Life has changed for many people within the construction sector, with many being on furlough for months. But how has the industry changed, and what impact has it had on mental health? Here,  Sean Keyes Managing Director of Civil & Structural Engineering firm Sutcliffe, shares his thoughts on these subjects

Assuming the country doesn’t enter a second national lockdown, I remain optimistic that the construction industry will recover quickly from the pandemic and will be key to driving the country’s economic bounce back. Already, reports suggest that UK building is accelerating again, with builders reporting their strongest monthly rise in activity in almost five years in July, the highest across all sectors, according to the UK Construction Purchasing Managers Index (PMI). This is a good sign and a clear response to the Prime Minister’s call for the country to “build build build” itself out of the pandemic.

Sutcliffe is pleased to report that it has come through the first fight unscathed – we have retained all staff during the lockdown period, there have been no pay cuts, and most of our 47 staff are now back in the office, as we focus on the future with confidence and stability. Of course, that is not to say the last six months have been easy, as I am sure many businesses will attest to.

Like everyone in the industry, we have seen the market shrink and projects slow down, but we were in the fortunate position of going into the pandemic on the back of our most successful year to date, with a balanced and varied portfolio of sturdy clients. This has allowed us to be more measured and smart with our business decisions. The support from the Government, through the CBILS scheme and the staggering of VAT payments, has also been welcome.

Speaking to some other businesses in the industry, and I am sure this is the case across all sectors, it is clear that furlough has been a godsend in many respects, but a challenge in other ways. There are three categories of employees – those furloughed and who are reluctant to return to work for whatever reason, those who want to return, and then those who want to return but who are too scared to do so through genuine concerns for their health and safety. For the latter – it is important to break down those barriers and make them realise that the environment we work in is as safe, if not more so, than other environments, such as a shop or a restaurant. I think the industry is now coming to the end of this stage, which is encouraging. Ultimately, we need people back to work if we are to rebuild as a country.

Lockdown certainly presented a unique set of issues to both employers and their staff. Working from home had its challenges – being locked up for months and not seeing friends and family for weeks on end, more distractions leading to a loss of productivity, family problems that were amplified, and the ongoing uncertainty of the pandemic causing heightened stress and anxiety. All of this has an impact on mental health, and in turn can impact all aspects of life, including work. The ever-changing travel quarantine restrictions also creates issues with booking annual leave – especially problematic at a time when people need to take a proper holiday more than ever.

We improved all our systems at Sutcliffe to make remote working possible and Zoom calls enabled regular communication between the team at a time when we couldn’t work from the office – and it continues to give staff a greater level of flexibility.

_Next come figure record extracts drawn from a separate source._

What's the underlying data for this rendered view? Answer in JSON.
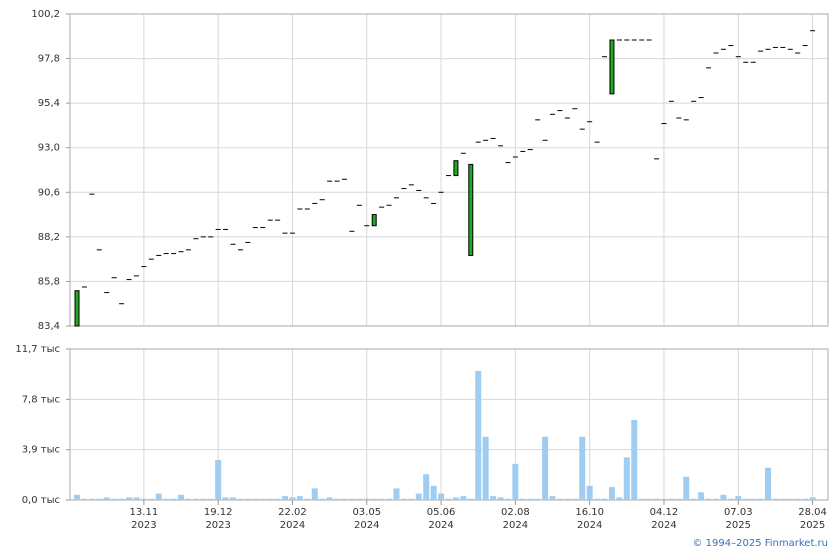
{
  "chart_data": [
    {
      "type": "candlestick",
      "color": "#22a822",
      "open": [
        83.4,
        85.5,
        90.5,
        87.5,
        85.2,
        86.0,
        84.6,
        85.9,
        86.1,
        86.6,
        87.0,
        87.2,
        87.3,
        87.3,
        87.4,
        87.5,
        88.1,
        88.2,
        88.2,
        88.6,
        88.6,
        87.8,
        87.5,
        87.9,
        88.7,
        88.7,
        89.1,
        89.1,
        88.4,
        88.4,
        89.7,
        89.7,
        90.0,
        90.2,
        91.2,
        91.2,
        91.3,
        88.5,
        89.9,
        88.8,
        88.8,
        89.8,
        89.9,
        90.3,
        90.8,
        91.0,
        90.7,
        90.3,
        90.0,
        90.6,
        91.5,
        91.5,
        92.7,
        87.2,
        93.3,
        93.4,
        93.5,
        93.1,
        92.2,
        92.5,
        92.8,
        92.9,
        94.5,
        93.4,
        94.8,
        95.0,
        94.6,
        95.1,
        94.0,
        94.4,
        93.3,
        97.9,
        95.9,
        98.8,
        98.8,
        98.8,
        98.8,
        98.8,
        92.4,
        94.3,
        95.5,
        94.6,
        94.5,
        95.5,
        95.7,
        97.3,
        98.1,
        98.3,
        98.5,
        97.9,
        97.6,
        97.6,
        98.2,
        98.3,
        98.4,
        98.4,
        98.3,
        98.1,
        98.5,
        99.3
      ],
      "close": [
        85.3,
        85.5,
        90.5,
        87.5,
        85.2,
        86.0,
        84.6,
        85.9,
        86.1,
        86.6,
        87.0,
        87.2,
        87.3,
        87.3,
        87.4,
        87.5,
        88.1,
        88.2,
        88.2,
        88.6,
        88.6,
        87.8,
        87.5,
        87.9,
        88.7,
        88.7,
        89.1,
        89.1,
        88.4,
        88.4,
        89.7,
        89.7,
        90.0,
        90.2,
        91.2,
        91.2,
        91.3,
        88.5,
        89.9,
        88.8,
        89.4,
        89.8,
        89.9,
        90.3,
        90.8,
        91.0,
        90.7,
        90.3,
        90.0,
        90.6,
        91.5,
        92.3,
        92.7,
        92.1,
        93.3,
        93.4,
        93.5,
        93.1,
        92.2,
        92.5,
        92.8,
        92.9,
        94.5,
        93.4,
        94.8,
        95.0,
        94.6,
        95.1,
        94.0,
        94.4,
        93.3,
        97.9,
        98.8,
        98.8,
        98.8,
        98.8,
        98.8,
        98.8,
        92.4,
        94.3,
        95.5,
        94.6,
        94.5,
        95.5,
        95.7,
        97.3,
        98.1,
        98.3,
        98.5,
        97.9,
        97.6,
        97.6,
        98.2,
        98.3,
        98.4,
        98.4,
        98.3,
        98.1,
        98.5,
        99.3
      ],
      "ylim": [
        83.4,
        100.2
      ],
      "yticks": [
        {
          "value": 83.4,
          "label": "83,4"
        },
        {
          "value": 85.8,
          "label": "85,8"
        },
        {
          "value": 88.2,
          "label": "88,2"
        },
        {
          "value": 90.6,
          "label": "90,6"
        },
        {
          "value": 93.0,
          "label": "93,0"
        },
        {
          "value": 95.4,
          "label": "95,4"
        },
        {
          "value": 97.8,
          "label": "97,8"
        },
        {
          "value": 100.2,
          "label": "100,2"
        }
      ],
      "grid": true
    },
    {
      "type": "bar",
      "color": "#9fcdf2",
      "values": [
        0.4,
        0.1,
        0.1,
        0.1,
        0.2,
        0.1,
        0.1,
        0.2,
        0.2,
        0.1,
        0.1,
        0.5,
        0.1,
        0.1,
        0.4,
        0.1,
        0.1,
        0.1,
        0.1,
        3.1,
        0.2,
        0.2,
        0.1,
        0.1,
        0.1,
        0.1,
        0.1,
        0.1,
        0.3,
        0.2,
        0.3,
        0.1,
        0.9,
        0.1,
        0.2,
        0.1,
        0.1,
        0.1,
        0.1,
        0.1,
        0.1,
        0.1,
        0.1,
        0.9,
        0.1,
        0.1,
        0.5,
        2.0,
        1.1,
        0.5,
        0.1,
        0.2,
        0.3,
        0.1,
        10.0,
        4.9,
        0.3,
        0.2,
        0.1,
        2.8,
        0.1,
        0.1,
        0.1,
        4.9,
        0.3,
        0.1,
        0.1,
        0.1,
        4.9,
        1.1,
        0.1,
        0.1,
        1.0,
        0.2,
        3.3,
        6.2,
        0.1,
        0.1,
        0.1,
        0.1,
        0.1,
        0.1,
        1.8,
        0.1,
        0.6,
        0.1,
        0.1,
        0.4,
        0.1,
        0.3,
        0.1,
        0.1,
        0.1,
        2.5,
        0.1,
        0.1,
        0.1,
        0.1,
        0.1,
        0.2
      ],
      "ylim": [
        0,
        11.7
      ],
      "yticks": [
        {
          "value": 0,
          "label": "0,0 тыс"
        },
        {
          "value": 3.9,
          "label": "3,9 тыс"
        },
        {
          "value": 7.8,
          "label": "7,8 тыс"
        },
        {
          "value": 11.7,
          "label": "11,7 тыс"
        }
      ],
      "xticks": [
        {
          "value": 9,
          "label": "13.11",
          "year": "2023"
        },
        {
          "value": 19,
          "label": "19.12",
          "year": "2023"
        },
        {
          "value": 29,
          "label": "22.02",
          "year": "2024"
        },
        {
          "value": 39,
          "label": "03.05",
          "year": "2024"
        },
        {
          "value": 49,
          "label": "05.06",
          "year": "2024"
        },
        {
          "value": 59,
          "label": "02.08",
          "year": "2024"
        },
        {
          "value": 69,
          "label": "16.10",
          "year": "2024"
        },
        {
          "value": 79,
          "label": "04.12",
          "year": "2024"
        },
        {
          "value": 89,
          "label": "07.03",
          "year": "2025"
        },
        {
          "value": 99,
          "label": "28.04",
          "year": "2025"
        }
      ],
      "grid": true
    }
  ],
  "copyright": "© 1994–2025 Finmarket.ru"
}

However, I am a firm believer that face-to-face collaborative working produces the best results, and lockdown hampered this to some degree. Attending on-site is also always the preferred way to see the progression of a project, over video, photo or live stream. As I say, nothing compares to a group of people sitting in the same room, interacting with each other and sharing ideas. Face-to-face interaction also leads to positive mental wellbeing, and a stronger sense of unity within the team.

I have to say that there have been some positives to come out of lockdown. Working from home has encouraged more independent thinking among our team of designers, which has been great to see. I’ve also personally witnessed some of our younger team members grow up very quickly during the crisis – they’ve stepped up. One apprentice in particular, Nathan Guy, has positively shone – pushed in at the deep end and flourished. I think the pandemic has also made a lot of us appreciate being able to work in a nice place, with people you can rely on. I think we have all come to realise the importance of this in recent months.

Looking ahead, we continue to take a strategic approach to grow the business in the next five years, maintaining our market share and tapping into new territories, such as the Midlands. It is also encouraging to see politicians – at national and city region level – recognise the construction sector as key to the country’s growth post-Covid, with particular impetus on planning laws reforms and the future of our young people. Sutcliffe is committed to ensuring young talent is harnessed and moulded ready for long-term, sustainable work in the industry – and we are planning to take on more apprentices each year than we ever have before.

What remains key is that we continue being responsible employers. The safety and wellbeing of our staff is paramount, and measures are in place to ensure everyone can work safely within government guidelines, whether it is at our head office in Liverpool or on a construction site. We will continue to offer a fluid working policy which provides staff more flexible hours to be able to look after children and vulnerable family members. We are also going to introduce group “therapy sessions” with the team, with a trained professional, to encourage them to talk to each other, vocalise any struggles they may have, and discuss ways we can all support each other. Our people matter and we want them to come to work and enjoy what they do.